Vendas do comércio na RMVale recuam 1,1% no primeiro semestre de 2026

Vendas do comércio na RMVale
Comércio na RMVale. Foto: Sincovat

As vendas do comércio varejista na Região Metropolitana do Vale do Paraíba e Litoral Norte (RMVale) somaram R$ 38,8 bilhões no primeiro semestre de 2026, segundo levantamento do Sincovat (Sindicato do Comércio Varejista de Taubaté e Região). O resultado representa uma queda real de 1,1% na comparação com o mesmo período de 2025.

A análise foi elaborada pelo Sincovat com base na Pesquisa Conjuntural do Comércio Varejista (PCCV), realizada pela FecomercioSP a partir de informações da Secretaria da Fazenda do Estado de São Paulo (Sefaz-SP).

Apesar da retração, o faturamento registrado entre janeiro e junho foi o segundo maior da série para um primeiro semestre, atrás apenas do resultado de 2025.

Segundo o presidente do Sincovat e vice-presidente da FecomercioSP, Dan Guinsburg, um dos fatores que explicam o desempenho é a forte base de comparação.

Atividades como supermercados e farmácias e perfumarias vinham apresentando crescimento praticamente contínuo desde a pandemia e atingiram recorde histórico de vendas no primeiro semestre de 2025.

“É importante destacar a forte base de comparação. As atividades de supermercados e farmácias e perfumarias, por exemplo, vinham de uma trajetória de crescimento praticamente ininterrupto desde a pandemia e as vendas do 1º semestre de 2025 bateram recorde histórico. Portanto, é natural que agora em 2026 ocorra um processo de desaceleração das vendas”, afirmou Guinsburg.

Juros e endividamento afetam consumo

Além da base elevada de comparação, o comércio enfrenta uma conjuntura marcada por juros elevados, inflação, endividamento e inadimplência das famílias.

O impacto é maior em segmentos que dependem de crédito para a compra de bens duráveis. No primeiro semestre, as vendas de eletrodomésticos, eletrônicos e lojas de departamentos recuaram 18,8% em relação ao mesmo período de 2025.

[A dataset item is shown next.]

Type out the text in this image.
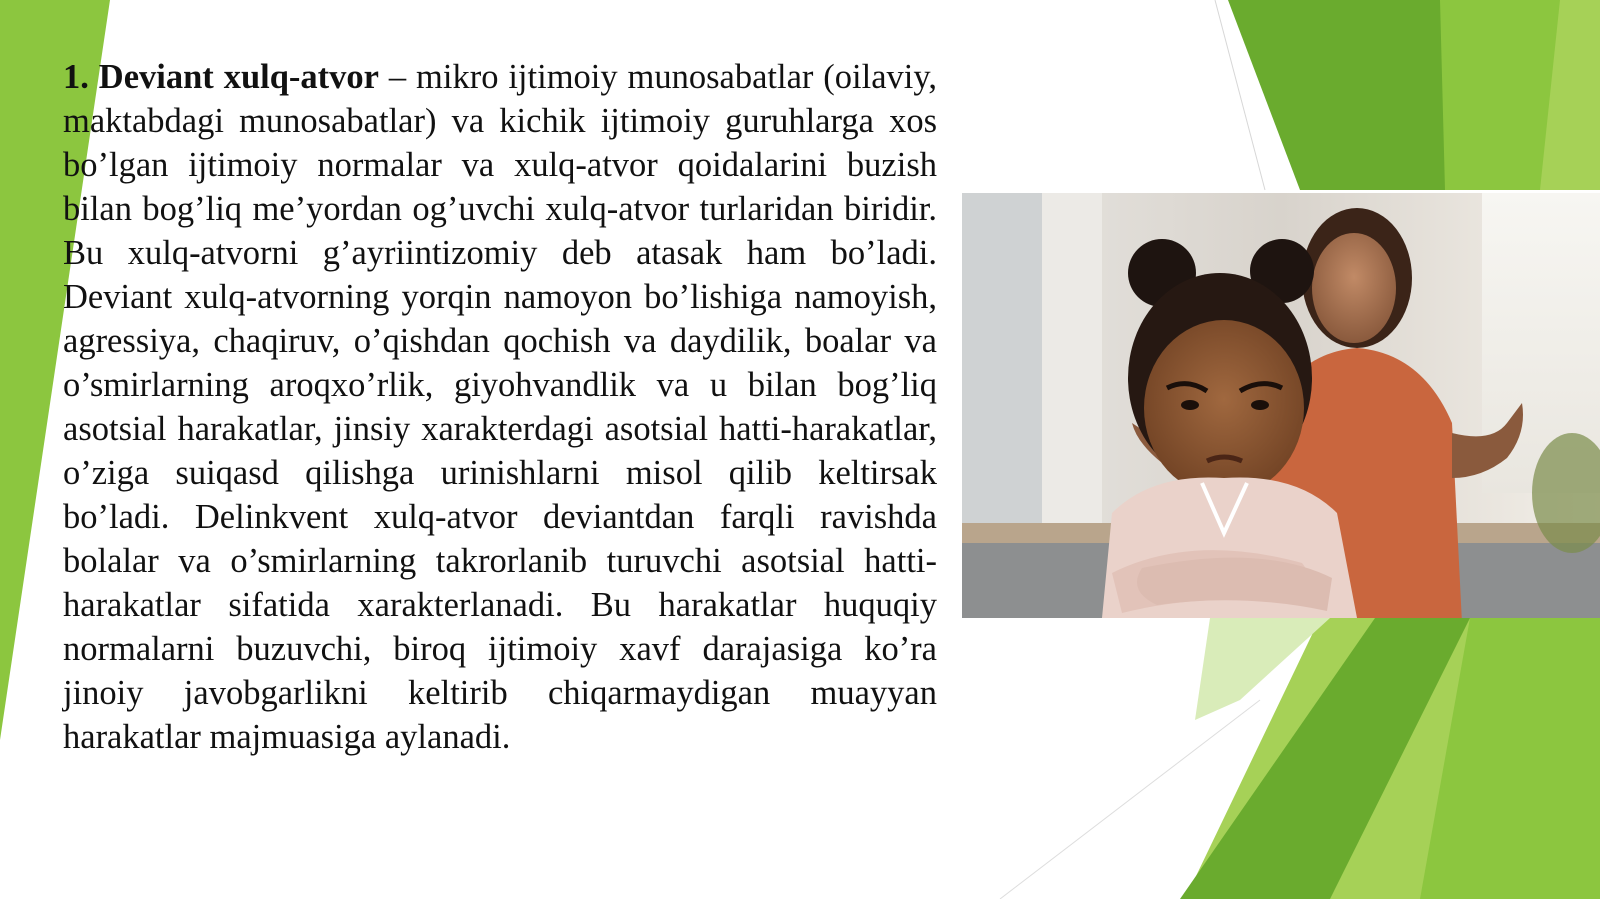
1. Deviant xulq-atvor – mikro ijtimoiy munosabatlar (oilaviy, maktabdagi munosabatlar) va kichik ijtimoiy guruhlarga xos bo’lgan ijtimoiy normalar va xulq-atvor qoidalarini buzish bilan bog’liq me’yordan og’uvchi xulq-atvor turlaridan biridir. Bu xulq-atvorni g’ayriintizomiy deb atasak ham bo’ladi. Deviant xulq-atvorning yorqin namoyon bo’lishiga namoyish, agressiya, chaqiruv, o’qishdan qochish va daydilik, boalar va o’smirlarning aroqxo’rlik, giyohvandlik va u bilan bog’liq asotsial harakatlar, jinsiy xarakterdagi asotsial hatti-harakatlar, o’ziga suiqasd qilishga urinishlarni misol qilib keltirsak bo’ladi. Delinkvent xulq-atvor deviantdan farqli ravishda bolalar va o’smirlarning takrorlanib turuvchi asotsial hatti-harakatlar sifatida xarakterlanadi. Bu harakatlar huquqiy normalarni buzuvchi, biroq ijtimoiy xavf darajasiga ko’ra jinoiy javobgarlikni keltirib chiqarmaydigan muayyan harakatlar majmuasiga aylanadi.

Já o segmento de móveis e decoração registrou queda de 2,8%.

“São atividades que comercializam bens duráveis, dependentes de crédito e do comprometimento da renda por vários meses para pagamento das parcelas”, explicou Guinsburg.

Expectativa do comércio da RMVale para o segundo semestre

Apesar do resultado negativo, o sindicato avalia que o nível de vendas permanece elevado. A preocupação está nos efeitos que os juros, a inflação e o endividamento das famílias podem provocar sobre o consumo nos próximos meses.

O segundo semestre é considerado o principal período de vendas para o comércio, impulsionado por datas como Black Friday e Natal.

Para Guinsburg, o comportamento das variáveis econômicas será determinante para definir o desempenho do setor até o fim de 2026.

“O patamar de vendas ainda é elevado, mas conforme destacado anteriormente, é preciso ter cautela e acompanhar os efeitos negativos sobre o consumo dos juros elevados, inflação, famílias endividadas, entre outros fatores. O comportamento dessas variáveis será determinante para o desempenho das vendas no 2º semestre, melhor período de vendas para o setor”, conclui Dan.